I wept when I read Jon Levinson’s views because at a time when an evil force like ISiS, with its many variant names, is infecting the world with a fanatic ideology, or when neo-Nazi ideology is re-infecting the globe, it is indeed possible to conceive of the world breaking down to the extent that chaos results, that we, we may return figuratively to the tohu va bohu, the void.

My own view, however, remains more optimistic. As moral human beings, as Jews continually renewing the Covenant, I do believe with all my heart that – together – we can dismember the mythical Leviathan representing the forces of evil, and that we can bring the beneficent side of God that represents love and compassion firmly back into our world.

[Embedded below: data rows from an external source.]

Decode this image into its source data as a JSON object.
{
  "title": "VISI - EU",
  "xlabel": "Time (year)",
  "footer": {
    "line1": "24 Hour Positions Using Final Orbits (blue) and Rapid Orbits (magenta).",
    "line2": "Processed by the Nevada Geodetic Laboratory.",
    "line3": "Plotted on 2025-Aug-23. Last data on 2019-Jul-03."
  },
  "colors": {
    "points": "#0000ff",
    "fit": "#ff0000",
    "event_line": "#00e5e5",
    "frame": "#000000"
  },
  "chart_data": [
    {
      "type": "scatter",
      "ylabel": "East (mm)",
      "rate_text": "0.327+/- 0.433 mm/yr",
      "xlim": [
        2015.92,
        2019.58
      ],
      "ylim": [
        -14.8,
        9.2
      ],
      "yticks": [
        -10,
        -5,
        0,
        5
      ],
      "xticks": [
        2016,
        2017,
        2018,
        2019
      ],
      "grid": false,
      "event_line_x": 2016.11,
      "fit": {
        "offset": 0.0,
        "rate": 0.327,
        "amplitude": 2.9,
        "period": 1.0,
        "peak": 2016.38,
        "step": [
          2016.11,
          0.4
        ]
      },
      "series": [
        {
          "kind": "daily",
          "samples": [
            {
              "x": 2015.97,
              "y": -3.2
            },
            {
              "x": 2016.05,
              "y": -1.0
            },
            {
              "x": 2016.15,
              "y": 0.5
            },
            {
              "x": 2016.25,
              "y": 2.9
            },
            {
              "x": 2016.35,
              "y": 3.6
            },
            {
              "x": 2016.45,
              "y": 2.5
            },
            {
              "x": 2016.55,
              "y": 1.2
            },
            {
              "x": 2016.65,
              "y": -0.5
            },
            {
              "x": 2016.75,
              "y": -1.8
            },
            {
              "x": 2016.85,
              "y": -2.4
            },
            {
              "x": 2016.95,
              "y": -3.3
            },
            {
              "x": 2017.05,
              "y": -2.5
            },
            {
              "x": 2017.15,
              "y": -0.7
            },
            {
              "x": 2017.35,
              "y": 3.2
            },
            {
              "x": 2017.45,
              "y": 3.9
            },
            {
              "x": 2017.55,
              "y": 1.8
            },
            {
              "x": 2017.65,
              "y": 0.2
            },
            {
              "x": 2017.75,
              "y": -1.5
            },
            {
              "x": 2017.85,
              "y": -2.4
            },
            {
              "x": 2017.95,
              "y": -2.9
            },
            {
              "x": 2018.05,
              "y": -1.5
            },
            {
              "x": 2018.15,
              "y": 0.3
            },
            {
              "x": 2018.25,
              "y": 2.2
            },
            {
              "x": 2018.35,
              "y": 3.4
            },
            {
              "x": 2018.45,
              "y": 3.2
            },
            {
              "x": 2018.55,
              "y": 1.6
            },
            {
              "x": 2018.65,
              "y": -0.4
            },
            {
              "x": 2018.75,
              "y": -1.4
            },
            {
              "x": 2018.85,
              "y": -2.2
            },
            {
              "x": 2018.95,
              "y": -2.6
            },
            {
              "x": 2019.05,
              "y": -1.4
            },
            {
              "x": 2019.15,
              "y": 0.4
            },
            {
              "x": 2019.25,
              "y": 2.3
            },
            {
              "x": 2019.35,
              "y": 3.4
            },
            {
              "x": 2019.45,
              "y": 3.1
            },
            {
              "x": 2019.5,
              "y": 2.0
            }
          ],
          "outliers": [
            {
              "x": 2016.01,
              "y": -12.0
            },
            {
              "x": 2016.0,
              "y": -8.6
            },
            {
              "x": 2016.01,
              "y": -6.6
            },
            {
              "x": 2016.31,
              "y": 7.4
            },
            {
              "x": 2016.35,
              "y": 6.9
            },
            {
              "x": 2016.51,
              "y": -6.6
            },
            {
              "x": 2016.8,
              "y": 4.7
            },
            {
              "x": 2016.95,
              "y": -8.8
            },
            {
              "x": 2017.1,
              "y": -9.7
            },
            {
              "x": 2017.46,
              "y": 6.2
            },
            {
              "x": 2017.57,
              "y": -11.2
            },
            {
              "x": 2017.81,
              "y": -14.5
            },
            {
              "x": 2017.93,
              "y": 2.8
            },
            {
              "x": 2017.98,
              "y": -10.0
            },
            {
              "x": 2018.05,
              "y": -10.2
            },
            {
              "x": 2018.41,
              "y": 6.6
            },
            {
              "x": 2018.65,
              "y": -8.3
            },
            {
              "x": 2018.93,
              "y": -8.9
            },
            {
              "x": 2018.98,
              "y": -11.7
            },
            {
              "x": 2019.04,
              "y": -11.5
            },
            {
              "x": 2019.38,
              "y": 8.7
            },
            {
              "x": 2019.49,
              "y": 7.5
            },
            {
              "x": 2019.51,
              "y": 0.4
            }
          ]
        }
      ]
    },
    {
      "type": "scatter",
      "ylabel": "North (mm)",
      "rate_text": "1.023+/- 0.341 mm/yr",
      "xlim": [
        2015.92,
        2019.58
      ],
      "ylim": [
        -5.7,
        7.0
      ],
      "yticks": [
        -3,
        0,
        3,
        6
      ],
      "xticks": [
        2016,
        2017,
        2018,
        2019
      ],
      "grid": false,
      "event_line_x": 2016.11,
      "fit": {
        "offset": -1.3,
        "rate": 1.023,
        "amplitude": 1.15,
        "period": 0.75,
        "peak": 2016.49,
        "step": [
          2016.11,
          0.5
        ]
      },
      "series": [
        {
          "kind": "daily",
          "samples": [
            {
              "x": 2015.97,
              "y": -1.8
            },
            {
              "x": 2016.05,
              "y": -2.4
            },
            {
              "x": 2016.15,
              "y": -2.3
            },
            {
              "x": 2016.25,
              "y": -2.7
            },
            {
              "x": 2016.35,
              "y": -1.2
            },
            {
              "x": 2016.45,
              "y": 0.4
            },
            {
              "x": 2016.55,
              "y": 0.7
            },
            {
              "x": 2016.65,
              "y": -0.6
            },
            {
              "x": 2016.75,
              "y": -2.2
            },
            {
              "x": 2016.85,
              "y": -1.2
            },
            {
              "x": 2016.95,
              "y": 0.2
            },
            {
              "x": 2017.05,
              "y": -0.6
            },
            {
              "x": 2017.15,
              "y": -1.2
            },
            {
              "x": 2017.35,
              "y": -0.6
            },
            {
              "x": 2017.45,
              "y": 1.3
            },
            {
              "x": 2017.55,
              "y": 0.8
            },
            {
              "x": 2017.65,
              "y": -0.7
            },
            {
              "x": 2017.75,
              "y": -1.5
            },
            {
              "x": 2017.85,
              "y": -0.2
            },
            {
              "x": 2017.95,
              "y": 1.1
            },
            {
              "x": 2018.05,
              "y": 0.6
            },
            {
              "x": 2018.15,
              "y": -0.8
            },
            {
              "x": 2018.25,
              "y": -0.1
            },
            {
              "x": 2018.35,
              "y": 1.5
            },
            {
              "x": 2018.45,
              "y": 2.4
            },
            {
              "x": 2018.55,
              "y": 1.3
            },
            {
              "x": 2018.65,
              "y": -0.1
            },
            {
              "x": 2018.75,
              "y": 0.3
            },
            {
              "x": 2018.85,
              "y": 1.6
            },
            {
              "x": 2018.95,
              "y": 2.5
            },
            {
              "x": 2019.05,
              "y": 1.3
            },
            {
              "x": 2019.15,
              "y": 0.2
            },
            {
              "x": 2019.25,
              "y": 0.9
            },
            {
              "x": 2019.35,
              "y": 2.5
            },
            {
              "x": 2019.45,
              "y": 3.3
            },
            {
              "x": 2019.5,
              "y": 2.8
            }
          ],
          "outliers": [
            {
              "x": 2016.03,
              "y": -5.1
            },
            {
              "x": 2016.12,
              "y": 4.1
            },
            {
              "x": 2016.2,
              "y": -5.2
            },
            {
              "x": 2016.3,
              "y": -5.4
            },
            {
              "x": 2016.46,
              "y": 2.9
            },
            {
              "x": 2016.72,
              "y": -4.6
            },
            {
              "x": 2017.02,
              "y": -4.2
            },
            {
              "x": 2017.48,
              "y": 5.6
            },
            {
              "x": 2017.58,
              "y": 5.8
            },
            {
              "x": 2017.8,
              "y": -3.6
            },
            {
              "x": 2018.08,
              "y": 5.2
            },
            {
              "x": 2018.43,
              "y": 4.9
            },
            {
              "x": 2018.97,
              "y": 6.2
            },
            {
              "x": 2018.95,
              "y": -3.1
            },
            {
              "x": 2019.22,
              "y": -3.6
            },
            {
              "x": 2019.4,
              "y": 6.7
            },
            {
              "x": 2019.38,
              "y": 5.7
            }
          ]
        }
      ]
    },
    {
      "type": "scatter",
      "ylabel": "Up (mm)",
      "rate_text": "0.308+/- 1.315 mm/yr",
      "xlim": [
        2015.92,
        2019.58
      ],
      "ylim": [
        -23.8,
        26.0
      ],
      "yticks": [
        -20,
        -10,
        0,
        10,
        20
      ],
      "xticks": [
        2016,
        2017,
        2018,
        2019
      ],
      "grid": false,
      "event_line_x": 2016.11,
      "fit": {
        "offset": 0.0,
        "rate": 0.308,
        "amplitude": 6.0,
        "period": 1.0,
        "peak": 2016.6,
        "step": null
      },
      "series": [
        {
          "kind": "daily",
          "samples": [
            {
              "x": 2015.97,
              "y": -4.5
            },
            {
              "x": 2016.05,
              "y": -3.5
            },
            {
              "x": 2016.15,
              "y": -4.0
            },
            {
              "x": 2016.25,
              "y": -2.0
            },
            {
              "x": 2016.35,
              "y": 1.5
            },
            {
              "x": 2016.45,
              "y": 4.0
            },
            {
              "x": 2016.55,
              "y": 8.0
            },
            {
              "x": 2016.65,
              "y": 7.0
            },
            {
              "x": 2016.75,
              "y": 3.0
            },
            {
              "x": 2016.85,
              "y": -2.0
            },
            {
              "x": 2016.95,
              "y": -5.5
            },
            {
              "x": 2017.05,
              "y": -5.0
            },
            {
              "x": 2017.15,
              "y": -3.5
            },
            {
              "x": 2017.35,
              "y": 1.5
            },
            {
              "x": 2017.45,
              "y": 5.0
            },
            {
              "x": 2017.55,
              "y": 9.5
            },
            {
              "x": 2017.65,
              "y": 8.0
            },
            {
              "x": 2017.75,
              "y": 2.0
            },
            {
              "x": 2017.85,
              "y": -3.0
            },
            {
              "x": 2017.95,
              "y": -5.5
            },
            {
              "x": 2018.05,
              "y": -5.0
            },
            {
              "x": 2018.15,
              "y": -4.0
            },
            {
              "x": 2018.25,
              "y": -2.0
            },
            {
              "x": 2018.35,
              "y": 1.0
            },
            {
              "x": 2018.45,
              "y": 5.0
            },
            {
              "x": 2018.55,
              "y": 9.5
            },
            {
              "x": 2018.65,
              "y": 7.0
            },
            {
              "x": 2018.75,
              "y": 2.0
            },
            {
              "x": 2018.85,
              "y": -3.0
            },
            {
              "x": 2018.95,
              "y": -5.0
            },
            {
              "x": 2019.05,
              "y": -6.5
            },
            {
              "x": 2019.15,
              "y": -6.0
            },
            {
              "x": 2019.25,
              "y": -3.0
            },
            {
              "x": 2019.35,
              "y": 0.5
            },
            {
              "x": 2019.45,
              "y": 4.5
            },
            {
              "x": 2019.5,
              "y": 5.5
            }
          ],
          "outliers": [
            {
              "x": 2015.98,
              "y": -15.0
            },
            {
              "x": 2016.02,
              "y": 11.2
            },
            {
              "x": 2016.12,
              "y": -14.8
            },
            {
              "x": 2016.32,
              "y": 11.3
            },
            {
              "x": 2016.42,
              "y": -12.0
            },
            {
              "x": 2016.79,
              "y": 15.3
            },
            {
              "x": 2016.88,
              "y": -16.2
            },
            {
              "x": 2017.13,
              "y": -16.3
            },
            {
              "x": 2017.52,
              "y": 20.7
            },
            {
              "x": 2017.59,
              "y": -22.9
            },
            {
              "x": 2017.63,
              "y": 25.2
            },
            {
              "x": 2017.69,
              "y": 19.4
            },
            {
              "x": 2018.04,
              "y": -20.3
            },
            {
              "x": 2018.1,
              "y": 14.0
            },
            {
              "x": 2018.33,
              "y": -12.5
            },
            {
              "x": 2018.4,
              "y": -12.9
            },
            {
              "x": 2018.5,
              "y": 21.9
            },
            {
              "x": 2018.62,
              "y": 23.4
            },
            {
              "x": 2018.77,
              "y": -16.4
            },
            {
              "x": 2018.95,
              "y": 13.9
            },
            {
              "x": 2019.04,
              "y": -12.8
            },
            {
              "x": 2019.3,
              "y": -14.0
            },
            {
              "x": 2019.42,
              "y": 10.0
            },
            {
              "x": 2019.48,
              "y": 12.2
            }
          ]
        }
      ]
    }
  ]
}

Last week’s parasha emphasized choosing life. In this week’s portion, the choices are set clearly before us. As God’s partners in creation, we have the gift of free will. We have been taught to remember that, with Divine help, we survived Pharaoh, and we will survive, as best we can, whatever comes our way. This Rosh Hashana, 5778, it’s up to us to transcend the headlines; we must continue to choose life, and all that it requires from us to maintain a world that is inherently safe because we work hard to make it so. And because we have faith that it can be good.

[1] Levinson, J.D. Creation and the Persistence of Evil: the Jewish Drama of Divine Omnipotence (Princeton, N.J.: Princeton University Press, 1994), pp. xxxiv + 182.